The appeal from Wallace v Kam was argued before a High Court bench of five justices, on 13 March 2013. The transcript of argument is available online.

The High Court summarised the matter as follows:

WALLACE v KAM  (S307/2012)


Court appealed from:          New South Wales Court of Appeal

                                         [2012] NSWCA 82


Date of judgment:               13 April 2012


Special leave granted:         5 October 2012


The Appellant underwent surgery to alleviate pain caused by an intervertebral disc protrusion in his lumbar spine.  Afterwards he suffered from bilateral femoral neurapraxia, or local nerve damage to the thighs.  The Appellant sued the Respondent neurosurgeon, seeking damages arising from his failure to warn him of the material risks of the operation.  Those risks included bilateral femoral neurapraxia and a 5% risk of paralysis.

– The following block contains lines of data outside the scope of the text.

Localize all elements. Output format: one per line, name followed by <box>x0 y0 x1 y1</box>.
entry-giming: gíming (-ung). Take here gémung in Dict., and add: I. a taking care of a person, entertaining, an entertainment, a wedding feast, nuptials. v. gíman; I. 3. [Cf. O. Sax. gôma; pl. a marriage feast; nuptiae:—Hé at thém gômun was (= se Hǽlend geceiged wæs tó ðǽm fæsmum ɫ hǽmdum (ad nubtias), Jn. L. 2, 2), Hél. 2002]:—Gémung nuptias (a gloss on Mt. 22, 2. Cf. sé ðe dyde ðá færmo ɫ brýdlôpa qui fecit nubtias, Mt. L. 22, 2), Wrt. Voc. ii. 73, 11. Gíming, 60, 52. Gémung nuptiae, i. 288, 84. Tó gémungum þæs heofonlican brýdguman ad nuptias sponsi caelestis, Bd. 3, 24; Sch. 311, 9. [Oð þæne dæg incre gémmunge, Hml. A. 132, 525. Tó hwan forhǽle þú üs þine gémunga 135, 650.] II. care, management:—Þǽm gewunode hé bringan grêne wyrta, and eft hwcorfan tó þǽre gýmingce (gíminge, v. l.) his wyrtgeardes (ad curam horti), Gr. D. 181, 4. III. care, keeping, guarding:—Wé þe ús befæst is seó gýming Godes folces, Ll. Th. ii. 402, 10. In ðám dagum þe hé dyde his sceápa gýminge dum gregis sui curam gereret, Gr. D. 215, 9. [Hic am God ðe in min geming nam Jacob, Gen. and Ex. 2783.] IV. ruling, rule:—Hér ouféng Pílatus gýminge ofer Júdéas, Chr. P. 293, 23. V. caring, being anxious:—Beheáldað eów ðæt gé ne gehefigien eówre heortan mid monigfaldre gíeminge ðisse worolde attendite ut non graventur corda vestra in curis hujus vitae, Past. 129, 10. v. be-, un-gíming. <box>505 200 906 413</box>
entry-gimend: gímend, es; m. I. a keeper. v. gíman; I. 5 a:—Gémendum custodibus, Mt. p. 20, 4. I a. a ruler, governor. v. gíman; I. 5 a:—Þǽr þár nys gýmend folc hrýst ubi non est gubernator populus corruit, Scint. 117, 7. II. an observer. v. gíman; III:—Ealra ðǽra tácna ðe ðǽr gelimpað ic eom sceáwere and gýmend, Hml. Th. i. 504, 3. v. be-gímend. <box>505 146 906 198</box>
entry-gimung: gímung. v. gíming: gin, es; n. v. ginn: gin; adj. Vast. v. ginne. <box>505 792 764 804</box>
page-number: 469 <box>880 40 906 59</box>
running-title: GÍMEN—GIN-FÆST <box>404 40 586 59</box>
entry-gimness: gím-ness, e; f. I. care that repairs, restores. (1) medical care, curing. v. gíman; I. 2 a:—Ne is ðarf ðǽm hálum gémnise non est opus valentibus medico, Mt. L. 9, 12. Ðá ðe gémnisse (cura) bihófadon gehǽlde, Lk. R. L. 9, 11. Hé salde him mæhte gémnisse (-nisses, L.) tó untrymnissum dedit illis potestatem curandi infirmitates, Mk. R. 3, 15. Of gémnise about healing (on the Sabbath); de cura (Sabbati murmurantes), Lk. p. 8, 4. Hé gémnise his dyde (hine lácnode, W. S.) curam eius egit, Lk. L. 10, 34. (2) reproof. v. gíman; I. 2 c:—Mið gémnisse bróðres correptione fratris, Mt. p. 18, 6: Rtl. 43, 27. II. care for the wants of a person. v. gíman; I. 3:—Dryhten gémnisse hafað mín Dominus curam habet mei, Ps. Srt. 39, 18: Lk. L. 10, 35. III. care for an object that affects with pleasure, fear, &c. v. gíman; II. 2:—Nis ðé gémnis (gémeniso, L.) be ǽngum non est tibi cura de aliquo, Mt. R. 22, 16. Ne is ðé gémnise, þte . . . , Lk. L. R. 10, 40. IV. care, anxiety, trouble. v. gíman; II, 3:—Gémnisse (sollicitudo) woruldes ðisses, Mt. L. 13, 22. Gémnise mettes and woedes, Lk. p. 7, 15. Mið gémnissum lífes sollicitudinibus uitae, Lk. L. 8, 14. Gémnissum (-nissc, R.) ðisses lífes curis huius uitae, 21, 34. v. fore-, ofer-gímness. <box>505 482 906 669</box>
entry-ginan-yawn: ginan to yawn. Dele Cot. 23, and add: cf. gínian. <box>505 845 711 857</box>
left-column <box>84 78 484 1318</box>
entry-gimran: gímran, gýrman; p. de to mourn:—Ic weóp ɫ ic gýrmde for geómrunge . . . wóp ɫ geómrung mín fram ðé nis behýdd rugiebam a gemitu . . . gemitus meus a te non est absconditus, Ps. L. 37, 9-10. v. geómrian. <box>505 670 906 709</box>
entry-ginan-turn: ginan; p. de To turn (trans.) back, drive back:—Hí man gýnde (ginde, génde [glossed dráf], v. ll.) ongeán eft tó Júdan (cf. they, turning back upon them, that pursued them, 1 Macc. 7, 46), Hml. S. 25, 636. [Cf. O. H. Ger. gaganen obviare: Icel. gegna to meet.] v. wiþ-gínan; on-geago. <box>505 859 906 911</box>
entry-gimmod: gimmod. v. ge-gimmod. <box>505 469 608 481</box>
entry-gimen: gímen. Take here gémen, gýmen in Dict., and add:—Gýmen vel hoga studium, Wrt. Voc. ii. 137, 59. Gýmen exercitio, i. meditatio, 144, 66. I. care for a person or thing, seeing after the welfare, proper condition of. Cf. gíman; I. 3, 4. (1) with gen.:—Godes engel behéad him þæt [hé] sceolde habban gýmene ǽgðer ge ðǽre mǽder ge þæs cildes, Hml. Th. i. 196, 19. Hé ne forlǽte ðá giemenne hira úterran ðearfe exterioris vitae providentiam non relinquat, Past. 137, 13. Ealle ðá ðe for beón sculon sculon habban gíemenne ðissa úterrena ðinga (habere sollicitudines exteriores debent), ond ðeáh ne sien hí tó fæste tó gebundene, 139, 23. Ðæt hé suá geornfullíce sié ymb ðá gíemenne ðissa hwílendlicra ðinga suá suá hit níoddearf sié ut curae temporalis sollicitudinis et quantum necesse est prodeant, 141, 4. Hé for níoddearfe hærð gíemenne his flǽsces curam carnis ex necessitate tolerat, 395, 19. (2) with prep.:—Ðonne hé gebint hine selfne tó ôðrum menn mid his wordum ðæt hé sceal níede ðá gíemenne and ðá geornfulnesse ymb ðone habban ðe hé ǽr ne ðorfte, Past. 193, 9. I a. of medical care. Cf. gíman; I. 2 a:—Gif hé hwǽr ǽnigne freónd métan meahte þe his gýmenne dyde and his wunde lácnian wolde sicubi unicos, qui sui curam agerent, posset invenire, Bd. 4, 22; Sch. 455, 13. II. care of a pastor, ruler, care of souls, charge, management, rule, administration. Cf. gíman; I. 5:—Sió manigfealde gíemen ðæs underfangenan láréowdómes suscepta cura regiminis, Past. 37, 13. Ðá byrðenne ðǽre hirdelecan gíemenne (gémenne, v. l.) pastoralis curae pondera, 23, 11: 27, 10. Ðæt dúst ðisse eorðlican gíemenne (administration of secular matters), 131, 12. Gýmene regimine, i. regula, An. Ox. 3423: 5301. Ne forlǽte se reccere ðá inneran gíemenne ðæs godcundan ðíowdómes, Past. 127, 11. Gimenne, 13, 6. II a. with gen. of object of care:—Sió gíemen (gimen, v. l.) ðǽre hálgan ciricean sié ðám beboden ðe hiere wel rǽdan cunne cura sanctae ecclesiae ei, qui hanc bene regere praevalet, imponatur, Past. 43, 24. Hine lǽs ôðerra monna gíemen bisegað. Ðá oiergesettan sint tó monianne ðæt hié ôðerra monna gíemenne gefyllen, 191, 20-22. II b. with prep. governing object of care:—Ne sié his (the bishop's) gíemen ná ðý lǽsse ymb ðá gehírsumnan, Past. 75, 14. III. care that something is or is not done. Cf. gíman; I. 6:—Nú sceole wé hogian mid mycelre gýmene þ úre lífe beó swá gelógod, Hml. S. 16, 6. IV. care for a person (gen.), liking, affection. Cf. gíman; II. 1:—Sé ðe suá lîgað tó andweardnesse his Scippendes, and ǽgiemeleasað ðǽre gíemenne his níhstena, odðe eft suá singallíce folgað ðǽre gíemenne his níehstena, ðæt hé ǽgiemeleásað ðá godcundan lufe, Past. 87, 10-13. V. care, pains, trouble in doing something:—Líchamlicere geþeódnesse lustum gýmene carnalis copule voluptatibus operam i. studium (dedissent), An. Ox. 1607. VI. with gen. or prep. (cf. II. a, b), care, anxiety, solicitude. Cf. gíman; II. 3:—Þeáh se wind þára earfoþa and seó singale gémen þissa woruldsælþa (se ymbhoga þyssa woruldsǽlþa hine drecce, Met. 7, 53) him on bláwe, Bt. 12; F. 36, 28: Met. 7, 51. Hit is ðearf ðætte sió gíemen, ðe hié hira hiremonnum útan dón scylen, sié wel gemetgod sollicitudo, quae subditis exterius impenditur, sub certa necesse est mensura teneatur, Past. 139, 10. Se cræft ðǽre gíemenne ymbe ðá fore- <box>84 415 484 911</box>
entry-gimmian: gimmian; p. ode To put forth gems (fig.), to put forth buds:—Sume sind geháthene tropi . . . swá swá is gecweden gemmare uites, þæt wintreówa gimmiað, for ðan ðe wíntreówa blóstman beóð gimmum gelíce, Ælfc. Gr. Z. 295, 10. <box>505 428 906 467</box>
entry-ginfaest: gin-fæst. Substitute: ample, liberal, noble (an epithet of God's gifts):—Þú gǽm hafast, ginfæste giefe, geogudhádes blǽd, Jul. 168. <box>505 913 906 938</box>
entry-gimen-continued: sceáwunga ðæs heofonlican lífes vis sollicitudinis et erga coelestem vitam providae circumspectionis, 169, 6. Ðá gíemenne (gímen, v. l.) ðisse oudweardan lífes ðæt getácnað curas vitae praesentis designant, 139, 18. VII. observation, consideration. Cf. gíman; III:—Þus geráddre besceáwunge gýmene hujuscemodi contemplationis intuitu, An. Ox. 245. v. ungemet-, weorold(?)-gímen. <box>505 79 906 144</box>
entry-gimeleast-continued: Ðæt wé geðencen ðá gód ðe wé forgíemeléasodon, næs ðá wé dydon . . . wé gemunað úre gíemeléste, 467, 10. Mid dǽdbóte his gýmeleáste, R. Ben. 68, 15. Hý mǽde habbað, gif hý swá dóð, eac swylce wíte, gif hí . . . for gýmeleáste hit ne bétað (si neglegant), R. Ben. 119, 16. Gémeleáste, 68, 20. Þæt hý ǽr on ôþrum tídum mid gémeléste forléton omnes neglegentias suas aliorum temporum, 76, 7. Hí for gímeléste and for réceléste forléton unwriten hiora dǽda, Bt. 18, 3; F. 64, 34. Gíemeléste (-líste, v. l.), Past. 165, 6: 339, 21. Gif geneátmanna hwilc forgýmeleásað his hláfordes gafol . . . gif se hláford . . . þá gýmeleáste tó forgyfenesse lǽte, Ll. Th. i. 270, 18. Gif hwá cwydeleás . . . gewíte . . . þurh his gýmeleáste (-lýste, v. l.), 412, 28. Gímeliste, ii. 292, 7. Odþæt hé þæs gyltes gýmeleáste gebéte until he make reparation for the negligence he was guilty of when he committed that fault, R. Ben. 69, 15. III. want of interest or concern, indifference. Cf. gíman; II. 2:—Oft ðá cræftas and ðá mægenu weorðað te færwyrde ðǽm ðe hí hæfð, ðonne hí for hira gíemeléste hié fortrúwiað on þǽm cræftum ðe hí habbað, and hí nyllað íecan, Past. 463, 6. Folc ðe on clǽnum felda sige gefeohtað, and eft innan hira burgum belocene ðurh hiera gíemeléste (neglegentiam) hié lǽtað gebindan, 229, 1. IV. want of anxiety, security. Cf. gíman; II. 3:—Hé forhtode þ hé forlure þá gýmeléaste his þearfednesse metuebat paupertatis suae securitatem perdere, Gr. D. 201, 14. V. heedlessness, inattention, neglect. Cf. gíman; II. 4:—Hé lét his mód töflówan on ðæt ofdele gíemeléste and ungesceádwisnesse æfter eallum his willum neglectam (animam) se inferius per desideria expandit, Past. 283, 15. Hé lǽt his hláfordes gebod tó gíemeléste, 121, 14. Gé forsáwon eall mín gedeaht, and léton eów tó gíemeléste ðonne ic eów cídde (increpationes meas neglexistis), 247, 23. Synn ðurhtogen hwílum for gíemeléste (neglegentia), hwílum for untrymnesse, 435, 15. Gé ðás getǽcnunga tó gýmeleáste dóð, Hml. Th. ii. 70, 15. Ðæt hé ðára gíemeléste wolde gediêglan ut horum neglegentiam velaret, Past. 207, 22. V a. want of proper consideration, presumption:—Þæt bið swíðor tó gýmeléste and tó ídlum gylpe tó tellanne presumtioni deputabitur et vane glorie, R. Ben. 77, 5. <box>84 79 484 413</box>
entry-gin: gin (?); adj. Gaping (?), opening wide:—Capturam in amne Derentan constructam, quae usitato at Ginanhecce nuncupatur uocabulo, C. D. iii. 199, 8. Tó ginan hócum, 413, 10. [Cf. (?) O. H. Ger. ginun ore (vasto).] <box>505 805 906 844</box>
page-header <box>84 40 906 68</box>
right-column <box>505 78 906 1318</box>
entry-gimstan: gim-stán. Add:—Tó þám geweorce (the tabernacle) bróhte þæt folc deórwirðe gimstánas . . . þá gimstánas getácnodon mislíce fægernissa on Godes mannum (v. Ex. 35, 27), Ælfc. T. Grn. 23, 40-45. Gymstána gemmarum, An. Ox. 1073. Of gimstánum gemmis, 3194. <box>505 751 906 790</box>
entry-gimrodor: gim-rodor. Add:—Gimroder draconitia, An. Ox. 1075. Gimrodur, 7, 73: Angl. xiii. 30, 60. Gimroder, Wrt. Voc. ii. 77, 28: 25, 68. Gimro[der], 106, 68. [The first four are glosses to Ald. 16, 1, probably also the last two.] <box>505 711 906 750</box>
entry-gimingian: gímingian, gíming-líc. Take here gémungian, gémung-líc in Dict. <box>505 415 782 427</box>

The trial judge, Justice Harrison, held that the Respondent had breached his duty of care by failing to warn the Appellant of the material risk of bilateral femoral neurapraxia.  His Honour nevertheless found that the Appellant had not established that he would have declined the surgery had he been warned of that risk.  Justice Harrison however failed to find whether the 5% risk of paralysis was a material risk, or whether the Appellant would have declined the operation if so warned.  His Honour treated the risk which did not materialise as irrelevant.


The issues upon appeal were whether Justice Harrison had erred in failing to consider whether a paralysis warning might have led the Appellant into not having the operation at all.  It was also alleged that Justice Harrison had erred in finding that the only relevant breach was the Respondent’s failure to warn of the risk that in fact materialised.  This is in circumstances whereby such a warning would not have led to the Appellant declining the operation.


On 13 April 2012 the Court of Appeal (Allsop P & Basten JA, Beazley JA dissenting) dismissed the Appellant’s appeal.  The majority held that the purpose of s 5D(1)(b) of the Civil Liability Act 2002 (NSW) (“CLA”) was to protect a patient from unacceptable material risks.  They further found that where risks can be seen as separate and distinct, recovery is limited to those risks that were both material and which have materialised.  These were the risks that should have been disclosed and were not acceptable to the patient.


Justice Beazley found that an undisclosed risk, such as occurred here, does not need to materialise in order to establish a causative link between the breach of the duty to warn of material risks and the harm suffered.  Her Honour concluded that Justice Harrison had erred in finding that the duty to warn of material risks was confined to the risk of bilateral femoral neurapraxia.


The grounds of appeal include:


  • The Court should have held that failure by a surgeon (the Respondent) to warn his patient (the Appellant) of the 5% material risk of a catastrophic outcome of permanent paralysis, paraplegia and death that was inherent in the proposed back surgery that the Respondent ultimately carried out on the Appellant on 22 November 2004, was, in itself, relevant to the determination of factual causation (s 5D(3)) and was a necessary condition of the occurrence of the Appellant’s harm pursuant to ss 5D(1)(a) & 5E of the CLA.

No indication of the date for delivery of judgment is available as yet.